[This is an Op-Ed that was originally published in text-only form yesterday in the weekly free newspaper Our Town, serving Manhattan’s Upper East Side]
Mayor Bloomberg has been pushing to rebuild and reopen a shuttered marine garbage transfer station (MTS) in the Manhattan neighborhood of Yorkville since 2002. Many nearby residents vociferously oppose the plan because the old MTS locally worsened air quality, noise pollution, and led to foul garbage smells, and they anticipate similar or worse problems with the new, larger MTS.
As an oceanographer and resident of Yorkville, I am writing with a dissenting viewpoint that’s sure to start some trash talking.
In 1999 the MTS was shuttered because of decreasing use, after the Staten Island Fresh Kills landfill was closed. Since then, trash has typically been driven through less affluent communities and transferred to long-haul trucks for shipment to other states as far off as South Carolina. If the MTS is rebuilt and reopened, garbage trucks from most of the eastern half of Manhattan will converge at the MTS on 91st Street at East River, where garbage will be transferred inside a closed building to sealed shipping containers and placed on barges for long-distance transport. This would reduce city-wide truck traffic and air pollution, and (in the long-run) save a lot of money. It would also address the injustice of trucking most of Manhattan’s trash to low-income communities (Newark and Jersey City).

Map showing the site of the existing marine garbage transfer station (MTS), where a new expanded facility is scheduled to begin construction in 2012. The project is under appeal.
The MTS’s opponents have been distributing printouts of a new letter around the community that can be signed and sent to the National Oceanic and Atmospheric Administration (NOAA). This latest effort to stop the MTS collides with my area of expertise, oceanography — they are claiming that the “delicate ecosystem” of the East River will be badly harmed, and that this threatens striped bass fish.
The East River is not a “delicate ecosystem”, as the letter claims – it is a heavily urbanized waterway, with large boat wake waves and strong, dispersive tidal currents. Striped bass aren’t likely to be vulnerable to the proposed increase in activity, nor the development’s relatively small footprint. They lay their eggs elsewhere, in freshwater, and the striped bass found here are large and strong enough to evade boat traffic.

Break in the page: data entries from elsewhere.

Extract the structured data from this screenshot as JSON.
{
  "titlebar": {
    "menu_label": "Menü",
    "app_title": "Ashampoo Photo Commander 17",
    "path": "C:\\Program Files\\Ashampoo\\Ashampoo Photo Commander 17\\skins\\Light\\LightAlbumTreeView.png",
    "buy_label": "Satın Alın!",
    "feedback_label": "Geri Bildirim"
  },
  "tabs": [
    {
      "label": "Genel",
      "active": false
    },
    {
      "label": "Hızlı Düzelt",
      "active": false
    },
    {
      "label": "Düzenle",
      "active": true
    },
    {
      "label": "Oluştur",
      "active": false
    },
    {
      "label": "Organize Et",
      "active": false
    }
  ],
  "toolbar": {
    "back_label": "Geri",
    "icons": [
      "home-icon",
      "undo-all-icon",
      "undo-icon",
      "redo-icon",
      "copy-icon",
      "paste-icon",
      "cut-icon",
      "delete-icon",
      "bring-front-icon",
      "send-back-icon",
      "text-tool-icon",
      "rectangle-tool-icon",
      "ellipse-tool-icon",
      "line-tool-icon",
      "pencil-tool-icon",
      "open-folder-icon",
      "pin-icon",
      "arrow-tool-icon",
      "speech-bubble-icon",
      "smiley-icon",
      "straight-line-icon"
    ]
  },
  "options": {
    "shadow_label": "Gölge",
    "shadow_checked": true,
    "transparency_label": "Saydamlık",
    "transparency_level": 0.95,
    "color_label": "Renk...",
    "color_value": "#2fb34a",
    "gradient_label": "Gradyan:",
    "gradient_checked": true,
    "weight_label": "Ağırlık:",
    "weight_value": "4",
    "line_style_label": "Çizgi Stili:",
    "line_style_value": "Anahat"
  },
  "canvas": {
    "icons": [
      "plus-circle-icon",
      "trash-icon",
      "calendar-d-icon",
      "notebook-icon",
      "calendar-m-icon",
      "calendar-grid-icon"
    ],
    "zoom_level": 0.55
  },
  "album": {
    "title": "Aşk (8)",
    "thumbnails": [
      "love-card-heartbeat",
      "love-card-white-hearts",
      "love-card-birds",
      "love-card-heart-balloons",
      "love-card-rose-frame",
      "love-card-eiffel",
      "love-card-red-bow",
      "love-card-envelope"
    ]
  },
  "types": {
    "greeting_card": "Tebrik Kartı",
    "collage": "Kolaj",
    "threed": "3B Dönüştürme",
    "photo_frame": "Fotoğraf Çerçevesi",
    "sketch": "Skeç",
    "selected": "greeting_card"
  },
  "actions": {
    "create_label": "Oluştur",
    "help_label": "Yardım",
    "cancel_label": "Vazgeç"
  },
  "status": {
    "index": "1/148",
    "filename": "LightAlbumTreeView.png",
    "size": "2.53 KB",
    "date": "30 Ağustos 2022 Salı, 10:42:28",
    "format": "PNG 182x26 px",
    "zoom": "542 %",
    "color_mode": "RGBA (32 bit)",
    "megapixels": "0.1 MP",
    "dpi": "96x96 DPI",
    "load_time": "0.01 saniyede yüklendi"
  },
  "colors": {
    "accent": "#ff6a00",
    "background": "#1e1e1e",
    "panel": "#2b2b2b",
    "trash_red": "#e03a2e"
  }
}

Moreover, there is a much more compelling set of factors that should override the delicate ecosystem argument. Opening the new MTS will prevent substantial carbon dioxide (CO2) emissions that currently result from trucking garbage over long distances within and beyond NYC. CO2 emissions are enhancing the greenhouse effect, causing global warming of the atmosphere and ocean. This ocean warming is pushing fish like striped bass poleward to find cooler waters, and threatens to eliminate the world’s immobile ecosystems, such as coral reefs.
The heating of the ocean and melting of glaciers cause sea level rise, which should be a very serious concern for this low-lying neighborhood. Sea level around NYC is expected to rise between 1 and 4.5 feet by 2085, raising flood levels for coastal storms like Hurricane Irene higher and giving them much greater destructive potential.

Seawater briefly surged over city seawalls during tropical storm Irene, an approximately 1-in-10 year coastal flooding event. Water levels for a 100-year event are thought to be about 2.5 feet higher, and sea level rise will add 1 to 4.5 feet to that height by 2085.
Furthermore, CO2 is causing ocean acidification, with poorly understood but potentially profound implications – the world’s oceans are already 30 percent more acidic than in pre-industrial times, and is projected to become a factor of 2 to 2.5 times more acidic in the next 100 years if we don’t dramatically reduce our emissions.
For those who care about delicate ecosystems: CO2 makes seawater more corrosive for many of the microscopic organisms that form the base of the food chain.
None of this is new to several prominent environmental groups that have spoken up to support the marine transfer station, including the NY League of Conservation Voters, the Natural Resources Defense Council, the Organization of Waterfront Neighborhoods and Environmental Defense Fund. And it also has the support of New York City environmental justice advocates.
New Yorkers can take pride that Mayor Bloomberg is the chair of a coalition of 58 major global cities taking action as the Cities Climate Leadership Group. Global warming is a major concern for Bloomberg, in part because we are a city of islands and sea level rise may eventually force the city to rebuild low-lying infrastructure like FDR drive where it passes by Yorkville. As always, the steps we are taking in NYC are having a much broader, global influence.
The MTS is an important part of PlaNYC 2030, which prepares the city for expected population growth, improves NYC air quality, and helps reduce global warming, sea level rise and ocean acidification. Detailed information on the MTS and the broader Solid Waste Management Plan is available on the NYC Department of Sanitation website. I recommend people get involved and read the plans for themselves, as I’ve personally found them to be highly detailed and address most of the concerns residents have raised about the project.
While we must be vigilant and hold the Department of Sanitation to their commitments to maintain a healthy and clean local environment, residents should support the MTS plan because there are concrete, long-term benefits for Yorkville, NYC, and people and ecosystems around the globe.